プロジェクトリーダーを務めた今村真也さん(3年生・当時)

―今村さんは、制作のリーダーとしてチームを引っ張るとともに、一番最後の溶接を担当されました。

【今村さん】部活動でも溶接研究会に所属して学んできましたし、関連する国家資格を3つ取ることもできました。自分にとって、科技高での3年間でこだわってきたのが溶接でしたし、ほかのメンバーが設計し、切り出して出来上がった部品を組み立てる役割なので、責任を感じながら取り組みました。

―今回、このプロジェクトにはどのような思いで参加したのですか

【今村さん】今までもラグビー部のためにベンチプレスを作ったこともありました。
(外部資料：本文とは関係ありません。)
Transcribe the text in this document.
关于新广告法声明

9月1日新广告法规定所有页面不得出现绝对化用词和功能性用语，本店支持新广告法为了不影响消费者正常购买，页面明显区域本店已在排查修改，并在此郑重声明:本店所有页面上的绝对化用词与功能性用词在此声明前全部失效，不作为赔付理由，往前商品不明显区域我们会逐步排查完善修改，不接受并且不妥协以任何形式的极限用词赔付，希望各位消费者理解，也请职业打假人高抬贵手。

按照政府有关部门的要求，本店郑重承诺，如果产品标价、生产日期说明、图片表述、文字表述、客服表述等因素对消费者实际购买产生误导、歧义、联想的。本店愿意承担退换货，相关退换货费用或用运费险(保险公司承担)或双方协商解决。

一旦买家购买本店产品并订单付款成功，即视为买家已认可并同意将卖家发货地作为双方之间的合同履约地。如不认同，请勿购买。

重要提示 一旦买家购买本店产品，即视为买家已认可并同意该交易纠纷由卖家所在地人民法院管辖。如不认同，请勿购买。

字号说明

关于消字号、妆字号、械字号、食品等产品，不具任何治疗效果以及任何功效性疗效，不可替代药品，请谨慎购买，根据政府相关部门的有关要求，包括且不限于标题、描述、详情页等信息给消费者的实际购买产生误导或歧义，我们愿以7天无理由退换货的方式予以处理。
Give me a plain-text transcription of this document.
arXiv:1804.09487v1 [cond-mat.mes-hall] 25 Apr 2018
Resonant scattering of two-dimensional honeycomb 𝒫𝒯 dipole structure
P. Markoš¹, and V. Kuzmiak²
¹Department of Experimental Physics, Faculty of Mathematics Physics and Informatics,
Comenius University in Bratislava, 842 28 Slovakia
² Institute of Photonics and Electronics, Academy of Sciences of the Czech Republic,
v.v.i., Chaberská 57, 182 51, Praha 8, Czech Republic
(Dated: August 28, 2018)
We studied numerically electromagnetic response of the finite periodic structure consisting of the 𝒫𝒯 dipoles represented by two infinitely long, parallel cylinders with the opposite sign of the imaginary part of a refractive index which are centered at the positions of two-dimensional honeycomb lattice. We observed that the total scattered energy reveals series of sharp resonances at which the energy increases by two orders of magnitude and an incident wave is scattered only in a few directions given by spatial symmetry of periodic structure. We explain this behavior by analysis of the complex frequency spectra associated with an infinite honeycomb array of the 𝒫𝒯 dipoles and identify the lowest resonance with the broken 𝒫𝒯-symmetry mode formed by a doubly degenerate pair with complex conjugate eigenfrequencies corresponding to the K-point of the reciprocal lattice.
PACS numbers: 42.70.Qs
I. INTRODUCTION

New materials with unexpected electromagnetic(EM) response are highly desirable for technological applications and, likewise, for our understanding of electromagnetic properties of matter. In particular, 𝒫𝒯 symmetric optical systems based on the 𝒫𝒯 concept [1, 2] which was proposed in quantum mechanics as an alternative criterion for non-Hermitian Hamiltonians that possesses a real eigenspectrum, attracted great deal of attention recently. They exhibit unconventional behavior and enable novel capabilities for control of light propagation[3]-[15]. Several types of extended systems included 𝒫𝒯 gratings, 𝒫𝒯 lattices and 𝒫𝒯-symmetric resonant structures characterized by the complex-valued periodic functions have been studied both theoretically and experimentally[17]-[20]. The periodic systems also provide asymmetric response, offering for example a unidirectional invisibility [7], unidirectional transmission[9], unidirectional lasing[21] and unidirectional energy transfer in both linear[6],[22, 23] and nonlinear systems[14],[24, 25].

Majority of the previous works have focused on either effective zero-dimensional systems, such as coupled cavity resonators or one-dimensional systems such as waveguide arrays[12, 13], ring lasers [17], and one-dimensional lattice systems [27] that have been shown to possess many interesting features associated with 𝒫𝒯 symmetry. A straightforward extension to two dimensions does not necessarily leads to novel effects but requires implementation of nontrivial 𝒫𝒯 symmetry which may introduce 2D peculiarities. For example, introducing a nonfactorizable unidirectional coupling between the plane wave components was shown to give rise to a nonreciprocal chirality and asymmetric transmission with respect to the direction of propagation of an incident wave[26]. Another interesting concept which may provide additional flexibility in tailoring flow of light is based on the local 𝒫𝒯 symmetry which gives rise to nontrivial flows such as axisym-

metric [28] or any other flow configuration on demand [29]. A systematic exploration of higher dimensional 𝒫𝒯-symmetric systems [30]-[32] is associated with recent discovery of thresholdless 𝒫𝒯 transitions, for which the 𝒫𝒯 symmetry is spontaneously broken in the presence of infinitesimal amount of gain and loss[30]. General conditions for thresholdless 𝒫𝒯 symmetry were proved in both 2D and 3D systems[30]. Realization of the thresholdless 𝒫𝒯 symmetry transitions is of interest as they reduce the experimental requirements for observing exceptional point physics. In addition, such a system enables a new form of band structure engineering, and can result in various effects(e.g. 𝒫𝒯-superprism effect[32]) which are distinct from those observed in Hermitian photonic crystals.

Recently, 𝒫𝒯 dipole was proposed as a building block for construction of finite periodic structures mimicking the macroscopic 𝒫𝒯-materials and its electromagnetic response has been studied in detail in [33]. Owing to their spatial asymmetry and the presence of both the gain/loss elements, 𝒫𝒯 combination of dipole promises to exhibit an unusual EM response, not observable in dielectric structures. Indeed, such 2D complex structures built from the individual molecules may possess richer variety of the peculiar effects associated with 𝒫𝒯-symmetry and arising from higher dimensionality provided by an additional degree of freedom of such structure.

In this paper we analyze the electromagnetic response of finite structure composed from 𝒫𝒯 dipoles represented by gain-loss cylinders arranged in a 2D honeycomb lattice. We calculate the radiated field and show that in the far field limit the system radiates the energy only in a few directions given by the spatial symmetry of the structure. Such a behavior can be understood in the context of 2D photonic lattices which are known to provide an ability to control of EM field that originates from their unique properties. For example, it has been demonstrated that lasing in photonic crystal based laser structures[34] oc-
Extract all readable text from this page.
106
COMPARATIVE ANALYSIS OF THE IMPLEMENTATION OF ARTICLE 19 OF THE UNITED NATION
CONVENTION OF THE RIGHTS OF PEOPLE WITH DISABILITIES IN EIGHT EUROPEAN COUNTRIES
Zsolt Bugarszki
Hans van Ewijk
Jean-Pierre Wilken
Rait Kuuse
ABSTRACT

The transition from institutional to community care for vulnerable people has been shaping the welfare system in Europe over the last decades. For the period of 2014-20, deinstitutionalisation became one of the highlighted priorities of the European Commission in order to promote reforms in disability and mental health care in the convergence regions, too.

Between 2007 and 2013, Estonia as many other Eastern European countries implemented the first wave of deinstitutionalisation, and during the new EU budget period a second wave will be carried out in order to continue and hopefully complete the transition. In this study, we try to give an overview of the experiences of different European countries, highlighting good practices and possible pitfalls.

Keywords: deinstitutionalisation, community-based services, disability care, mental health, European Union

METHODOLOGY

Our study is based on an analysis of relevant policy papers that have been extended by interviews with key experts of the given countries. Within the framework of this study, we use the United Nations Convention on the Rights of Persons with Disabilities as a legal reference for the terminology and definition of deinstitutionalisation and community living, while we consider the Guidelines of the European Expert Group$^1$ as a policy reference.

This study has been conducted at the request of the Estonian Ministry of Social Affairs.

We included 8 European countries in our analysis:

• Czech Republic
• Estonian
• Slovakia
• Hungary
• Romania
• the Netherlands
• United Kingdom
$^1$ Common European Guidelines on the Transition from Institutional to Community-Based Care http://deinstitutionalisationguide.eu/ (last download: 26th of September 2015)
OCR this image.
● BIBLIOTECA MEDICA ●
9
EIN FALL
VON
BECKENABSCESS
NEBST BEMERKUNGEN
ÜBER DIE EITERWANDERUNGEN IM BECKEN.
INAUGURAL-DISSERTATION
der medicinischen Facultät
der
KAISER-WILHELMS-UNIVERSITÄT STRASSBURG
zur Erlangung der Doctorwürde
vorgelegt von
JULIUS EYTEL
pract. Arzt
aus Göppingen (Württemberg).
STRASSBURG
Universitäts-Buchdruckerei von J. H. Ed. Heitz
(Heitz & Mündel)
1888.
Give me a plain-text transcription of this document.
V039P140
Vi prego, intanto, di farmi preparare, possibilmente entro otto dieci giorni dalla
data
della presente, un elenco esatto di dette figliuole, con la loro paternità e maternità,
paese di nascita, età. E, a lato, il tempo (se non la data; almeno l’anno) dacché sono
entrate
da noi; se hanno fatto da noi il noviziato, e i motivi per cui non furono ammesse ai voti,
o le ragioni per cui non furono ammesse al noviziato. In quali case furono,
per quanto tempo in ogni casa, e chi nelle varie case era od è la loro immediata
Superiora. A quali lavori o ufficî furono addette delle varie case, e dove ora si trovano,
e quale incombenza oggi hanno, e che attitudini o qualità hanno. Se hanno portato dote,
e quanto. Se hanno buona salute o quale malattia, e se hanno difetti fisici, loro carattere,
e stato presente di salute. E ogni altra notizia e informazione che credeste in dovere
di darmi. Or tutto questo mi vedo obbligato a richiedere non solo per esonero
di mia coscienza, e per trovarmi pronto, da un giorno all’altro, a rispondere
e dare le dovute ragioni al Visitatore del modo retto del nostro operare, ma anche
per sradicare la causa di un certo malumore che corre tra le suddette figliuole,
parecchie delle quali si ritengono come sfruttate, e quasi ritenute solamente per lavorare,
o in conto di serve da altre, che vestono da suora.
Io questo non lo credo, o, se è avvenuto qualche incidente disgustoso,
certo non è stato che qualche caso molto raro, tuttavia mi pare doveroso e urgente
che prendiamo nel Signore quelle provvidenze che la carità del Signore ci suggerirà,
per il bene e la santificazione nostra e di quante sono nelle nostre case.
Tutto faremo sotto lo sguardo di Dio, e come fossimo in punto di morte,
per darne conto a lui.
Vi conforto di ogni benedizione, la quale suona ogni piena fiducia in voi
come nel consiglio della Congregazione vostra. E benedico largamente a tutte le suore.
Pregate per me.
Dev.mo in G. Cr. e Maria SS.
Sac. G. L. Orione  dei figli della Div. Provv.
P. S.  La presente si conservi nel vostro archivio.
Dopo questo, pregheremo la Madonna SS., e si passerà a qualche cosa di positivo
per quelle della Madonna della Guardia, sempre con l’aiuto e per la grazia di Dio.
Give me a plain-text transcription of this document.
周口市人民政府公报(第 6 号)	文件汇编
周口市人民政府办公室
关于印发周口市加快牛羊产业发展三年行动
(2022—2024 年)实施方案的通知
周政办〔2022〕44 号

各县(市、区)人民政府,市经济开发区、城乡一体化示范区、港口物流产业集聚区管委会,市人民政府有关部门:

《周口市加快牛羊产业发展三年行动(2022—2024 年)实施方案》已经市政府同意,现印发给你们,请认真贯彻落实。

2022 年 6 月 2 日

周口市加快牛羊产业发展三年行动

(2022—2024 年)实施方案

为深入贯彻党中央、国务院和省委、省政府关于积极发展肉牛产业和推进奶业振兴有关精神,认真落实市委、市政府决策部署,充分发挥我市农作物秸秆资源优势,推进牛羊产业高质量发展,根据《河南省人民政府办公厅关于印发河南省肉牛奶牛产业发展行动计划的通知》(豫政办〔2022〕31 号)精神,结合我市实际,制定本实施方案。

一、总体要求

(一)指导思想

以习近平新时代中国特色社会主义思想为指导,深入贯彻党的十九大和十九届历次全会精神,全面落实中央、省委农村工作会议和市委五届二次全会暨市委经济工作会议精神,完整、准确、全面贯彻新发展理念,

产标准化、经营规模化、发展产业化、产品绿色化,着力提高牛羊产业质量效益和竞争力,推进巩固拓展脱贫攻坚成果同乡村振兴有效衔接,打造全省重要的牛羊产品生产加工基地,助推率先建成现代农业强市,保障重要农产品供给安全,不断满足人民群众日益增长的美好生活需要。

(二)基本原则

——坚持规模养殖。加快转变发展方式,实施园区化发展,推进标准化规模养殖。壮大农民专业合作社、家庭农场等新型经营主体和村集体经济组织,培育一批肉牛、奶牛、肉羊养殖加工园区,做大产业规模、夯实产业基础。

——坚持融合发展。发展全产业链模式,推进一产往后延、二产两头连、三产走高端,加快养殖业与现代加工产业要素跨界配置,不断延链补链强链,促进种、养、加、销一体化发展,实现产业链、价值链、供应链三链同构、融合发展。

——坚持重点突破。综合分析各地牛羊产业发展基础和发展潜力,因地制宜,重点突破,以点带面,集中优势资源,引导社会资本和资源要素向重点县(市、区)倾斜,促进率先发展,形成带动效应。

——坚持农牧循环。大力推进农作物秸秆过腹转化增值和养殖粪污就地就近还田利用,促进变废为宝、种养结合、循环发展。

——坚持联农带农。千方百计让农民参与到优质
そういった学校内の規模だけじゃなくて、社会全体の規模として自分の腕を確かめたりとか、貢献したいなと3年間感じてきたので、手を上げました。

―実際に参加し、作業をしてみてどうでしたか

【今村さん】「投てき用プラットフォーム」を見たことがなかったので、最初はやっぱり、イメージが湧かず大変でした。ほかのメンバーの手で図面ができ、設計段階に入り、部品が出来上がっていくにつれて、イメージをだんだんと掴むことができてきたと思います。そこからは作業もしやすくなりましたし、自分の中では、これはいける、と自信をもって仕上げることができました。

今村さんは溶接班としても作業。科学技術高校で学んだ技術を込めた

―今回のプロジェクトをきっかけにパラ陸上への興味も強くなったそうですね

【今村さん】パラ陸上については正直今までは意識して見たことはありませんでした。ニュースで見かけるとか、メダルを取ったとか、そういうことでしか見る機会がなかったです。ですので、今回、実際に選手が使うための器具を作ることをきっかけに、自分でも調べましたし、これから日本のパラ選手がどんな活躍をしていくのか関心をもって見ていきたいです。

―今回の経験を今後にどう生かしていきたいですか

【今村さん】卒業してこの春(2022年4月)からは、就職して働くことになっています。今回のような社会貢献活動は、学生時代だけでなく企業に入ってからも求められると思います。まだ僕は18歳ですし技術者として未熟ではありますが、今回培った“志”をもって、これから社会の一員としてしっかりやっていきたいと思います。

―半年間のプロジェクトを見守って小柳先生はどう感じていますか。

【小柳さん】プラットフォームの物作りを通して彼らは、社会性や信頼、コミュニケーション力、思いやりの気持ちを大切にすることを感じ取ってくれたと思います。彼らは高校生ですが社会の一員であり、地域に貢献しながら学ぶことで、自分たちの存在意義を感じるとる良い機会になった思います。今回の1台目はあくまでプロトタイプです。この取り組みを次の学年にも引き継いで、今後さらに製造していきたいと思います。科学技術高校の文字が入った投てき用プラットフォームが、国内大会や国際大会で使われる日が来ればうれしいです。

完成したプラットフォームを前に、卒業の記念撮影。

今回、科学技術高生がつくったプラットフォームは、4月30日の「ストリート陸上@KOBE」で初お披露目され、そこでの運用を踏まえ改良を施し、将来的には、2024年の神戸大会の練習会場で使用される予定だ。

需要が少なくほぼ受注生産のため、市販品で購入する場合100万円は必要ともいわれているだけに、科学技術高校の取り組みが、神戸はもとより関西や日本のパラ陸上のすそ野を広げることにつながるともいえる。

4月30日は、アスリートの力強い投てきとともに、それを支える神戸の工業高校生たちの技術にも注目だ。